If you appreciate witticisms and what the Celts call wry humour, you’ll enjoy this book.

On the other hand, if you enjoy reading about the early days of a few generations ago, about the pains of growing up in the period just before the second world war, then you’ll also enjoy this book.

Or maybe you’re just country, and like reading about country and how country people lived before television, modern roads and fast foods arrived. If so, then you’ll also enjoy, even cherish Scott Sheffield’s book.

In Musing of a Country Boy, Sheffield looks at growing up in Advocate, Cumberland County, in the 30s, the “dirty 30s” of the depression era when, as the author put it, “a dismal economic pall (was) hanging over everyone in our community.” Sheffield’s book was launched recently at the Kings County Museum; it was praised at the launching for its humour and earthy stories by several speakers, but the heart of the book is its realistic look at a way of life that exists now only in the memories of senior citizens.
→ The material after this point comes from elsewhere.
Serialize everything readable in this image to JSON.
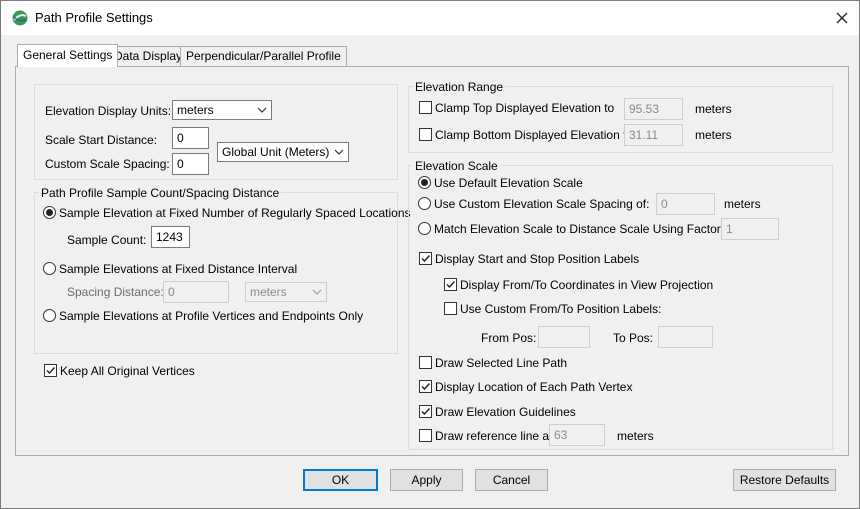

However, the humour was fine and Scott Sheffield has a knack for telling a good story. To repeat myself, the book’s best feature is the authors’ sketches of life as it was in an isolated rural area of Nova Scotia. I enjoyed the humour, but Sheffield’s recapturing of life in hard times is what makes the book. Writing of his boyhood and his boyhood friends, for example, Sheffield says, “we were, to say the least, a ragtag group of country children burdened somewhat by our parent’s economic worries. It was 1933 with a dismal economic pall hanging over everyone in the community.”

In another part of his work Sheffield writes that “we groped and grubbed our way through the great depression of the 1930s. I expect it has marked us for life; having experienced the worries, frustrations and anxieties of our parents. I clearly remember on one occasion my mother didn’t have the three cents she needed for postage. She was upset, crying and embarrassed.”
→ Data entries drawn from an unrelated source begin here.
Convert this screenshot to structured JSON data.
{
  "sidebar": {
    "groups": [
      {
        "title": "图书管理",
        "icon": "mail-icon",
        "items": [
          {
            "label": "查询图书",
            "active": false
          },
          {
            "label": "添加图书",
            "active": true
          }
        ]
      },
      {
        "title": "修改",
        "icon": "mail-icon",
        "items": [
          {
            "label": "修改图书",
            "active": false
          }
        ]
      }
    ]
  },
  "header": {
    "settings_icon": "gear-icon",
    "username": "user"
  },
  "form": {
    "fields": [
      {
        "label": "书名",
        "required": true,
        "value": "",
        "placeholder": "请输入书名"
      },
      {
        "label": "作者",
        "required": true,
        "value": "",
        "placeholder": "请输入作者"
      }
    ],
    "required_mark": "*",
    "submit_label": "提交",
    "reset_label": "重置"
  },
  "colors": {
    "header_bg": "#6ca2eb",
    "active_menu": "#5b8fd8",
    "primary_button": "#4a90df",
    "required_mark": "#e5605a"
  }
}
Life in the 30s wasn’t all gloom and doom, however. Sheffield tells us of the happy times spent fishing and learning skills that in the computer age seem arcane and ancient. Such as cattle hunting, cattle herding, milking, gathering firewood, which today Sheffield says are “requirements of only a very few.

You’ll find that Sheffield’s nostalgic, sometimes witty and always realistic look at rural life in Advocate in the 1930s makes his book good reading. The title is a bit of a misnomer, however. A country boy Scott Sheffield isn’t. An Acadia graduate with a B.A. and Masters degree, Sheffield spent some 35 years as a teacher, administrator, school inspector, director of special studies and projects and director of inspection services with the Department of Education.
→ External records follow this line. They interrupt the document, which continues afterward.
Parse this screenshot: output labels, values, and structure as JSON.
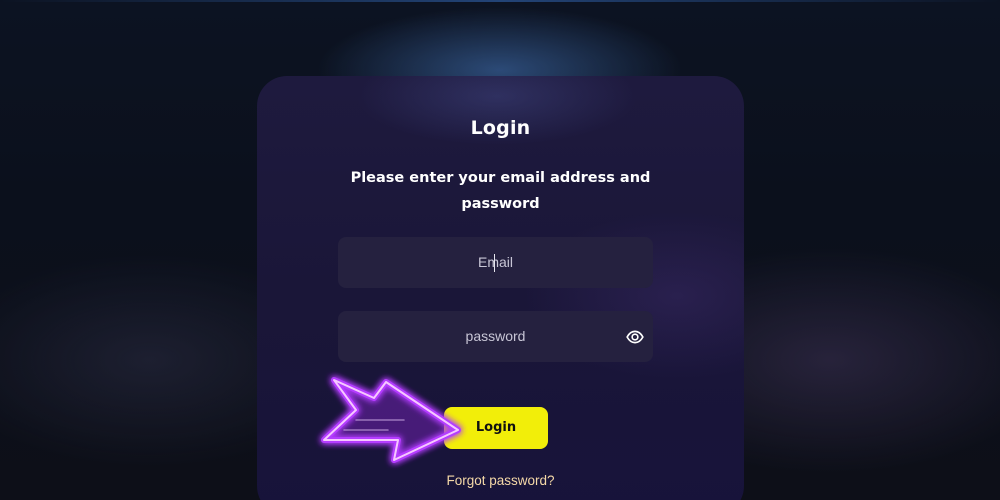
{
  "login": {
    "title": "Login",
    "subtitle": "Please enter your email address and password",
    "email_placeholder": "Email",
    "password_placeholder": "password",
    "password_toggle_icon": "eye-icon",
    "login_button": "Login",
    "forgot_link": "Forgot password?"
  },
  "overlay": {
    "arrow_icon": "neon-arrow-icon",
    "arrow_color": "#c23cff"
  },
  "colors": {
    "button_bg": "#f2ee09",
    "card_bg": "#1e1a3e",
    "link": "#f5d9a8"
  }
}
As I mentioned, Sheffield excels as a storyteller and has a wry sense of humour. Which is perhaps best illustrated by one of the stories he tells in his book. When he was in Advocate a few years ago a visitor asked him where he was born. “I pointed to the Sheffield house and said, ‘in that house.’ I was perplexed by his next question. ‘Why?’ I hardly knew how to answer, so I merely said I wanted to be near my mother.”

Sheffield’s book is available through the Kings County Museum.